Before her struggles with drug addiction, Latoshia Suzette Clark was a licensed nursing assistant who had lived in Houston, Texas, for almost all of her life. In September of 2011, 36-year-old Clark was arrested for drug possession, assigned a bail amount she could not pay, and consequently tossed into the overcrowded Harris County Jail, where she languished for nearly a month without medical treatment for her AIDS. Six weeks after being admitted to the Harris County Jail, Clark died.
Clark was just one of the thousands of victims of a Harris County policy to enforce so-called “trace” arrests—felony arrests made on the basis of the possession of less than 1/100th of a gram of drugs: basically, the residue on a crack pipe or one crispy leaf dangling in a baggie.
A substantial number of jurisdictions in America have come to the conclusion that the so-called “war on drugs” is costly and ineffective. Many conservatives, liberals, and medical experts agree that addiction should be viewed as a public health issue rather than a criminal one. President Obama called the war on drugs “very unproductive” and has commuted over 500 sentences for nonviolent drug offenses.
In Harris County, however, people of color like Clark are arrested and booked into the overcrowded Harris County Jail for the crime of possessing infinitesimal amounts of illegal drugs.
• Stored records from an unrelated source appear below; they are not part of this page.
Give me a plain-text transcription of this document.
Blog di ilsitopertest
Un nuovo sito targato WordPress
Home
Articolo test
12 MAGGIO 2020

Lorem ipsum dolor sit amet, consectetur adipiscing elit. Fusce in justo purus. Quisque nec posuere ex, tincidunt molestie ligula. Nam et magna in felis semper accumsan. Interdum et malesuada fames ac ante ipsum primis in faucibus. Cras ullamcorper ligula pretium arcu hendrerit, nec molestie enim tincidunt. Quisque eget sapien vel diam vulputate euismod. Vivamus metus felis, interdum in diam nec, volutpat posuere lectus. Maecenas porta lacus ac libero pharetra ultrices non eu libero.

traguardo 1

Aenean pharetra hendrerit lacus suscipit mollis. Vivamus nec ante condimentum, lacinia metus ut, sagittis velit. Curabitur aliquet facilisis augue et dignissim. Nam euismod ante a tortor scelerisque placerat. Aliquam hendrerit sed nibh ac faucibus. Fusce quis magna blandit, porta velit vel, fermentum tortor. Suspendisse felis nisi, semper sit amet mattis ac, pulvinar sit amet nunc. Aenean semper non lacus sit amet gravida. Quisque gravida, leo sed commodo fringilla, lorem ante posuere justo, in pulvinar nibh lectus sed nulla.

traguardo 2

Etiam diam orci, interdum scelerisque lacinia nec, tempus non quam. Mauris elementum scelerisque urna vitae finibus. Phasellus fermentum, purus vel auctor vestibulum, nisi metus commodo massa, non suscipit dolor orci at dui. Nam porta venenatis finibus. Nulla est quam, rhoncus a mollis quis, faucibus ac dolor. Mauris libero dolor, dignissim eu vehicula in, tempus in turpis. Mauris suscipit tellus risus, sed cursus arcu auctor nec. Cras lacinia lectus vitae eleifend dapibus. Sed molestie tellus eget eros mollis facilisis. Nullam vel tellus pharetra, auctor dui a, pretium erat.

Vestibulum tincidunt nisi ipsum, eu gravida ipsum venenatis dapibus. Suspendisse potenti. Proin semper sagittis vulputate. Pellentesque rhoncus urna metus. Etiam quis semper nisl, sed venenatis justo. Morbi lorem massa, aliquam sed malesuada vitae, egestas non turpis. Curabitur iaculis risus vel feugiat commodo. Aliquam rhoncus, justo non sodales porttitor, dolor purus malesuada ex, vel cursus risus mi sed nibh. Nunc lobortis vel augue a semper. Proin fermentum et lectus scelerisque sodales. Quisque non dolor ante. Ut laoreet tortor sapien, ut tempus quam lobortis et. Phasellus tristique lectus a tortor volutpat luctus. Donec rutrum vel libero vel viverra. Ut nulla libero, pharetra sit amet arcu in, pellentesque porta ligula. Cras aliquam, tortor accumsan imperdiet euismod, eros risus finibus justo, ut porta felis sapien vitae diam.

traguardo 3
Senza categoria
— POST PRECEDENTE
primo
Under Texas law, these stops and arrests are perfectly legal, but it looks like November 8’s election for the district attorney of Harris County may come down to this vestige of the drug war: whether to bring Harris County in line with the rest of the country, or whether to continue a policy that has little to do with public safety.
Devon Anderson, the sitting DA for Harris County, was appointed to her position in 2013 after her husband, Mike Anderson, unexpectedly died. She then won the 2014 special election against her current opponent, Kim Ogg, in part based on her promise to maintain her husband’s fealty to felony trace prosecutions and other tough on crime measures.
In fact, Mike Anderson brought back the trace prosecutions after his predecessor Pat Lykos (also a Republican) ended them. When Lykos decided to make possession of trace drugs a misdemeanor, punishable by a fine rather than jail, there were 50 percent fewer people arrested for felony drug possession in the county that year and the county saved money, no joke in a place where 70 percent of the budget goes to catching and punishing criminals. Contrary to some fears that reducing felony arrests would cause skyrocketing violence, crime in Harris County dropped. Lykos’s logic was that officers were better off solving violent crimes than spending two days working a trace conviction. It was also just more fair—trace amounts are so small that they are used up in testing, so there’s often no opportunity for the defendant to retest the substance in the case of faulty results.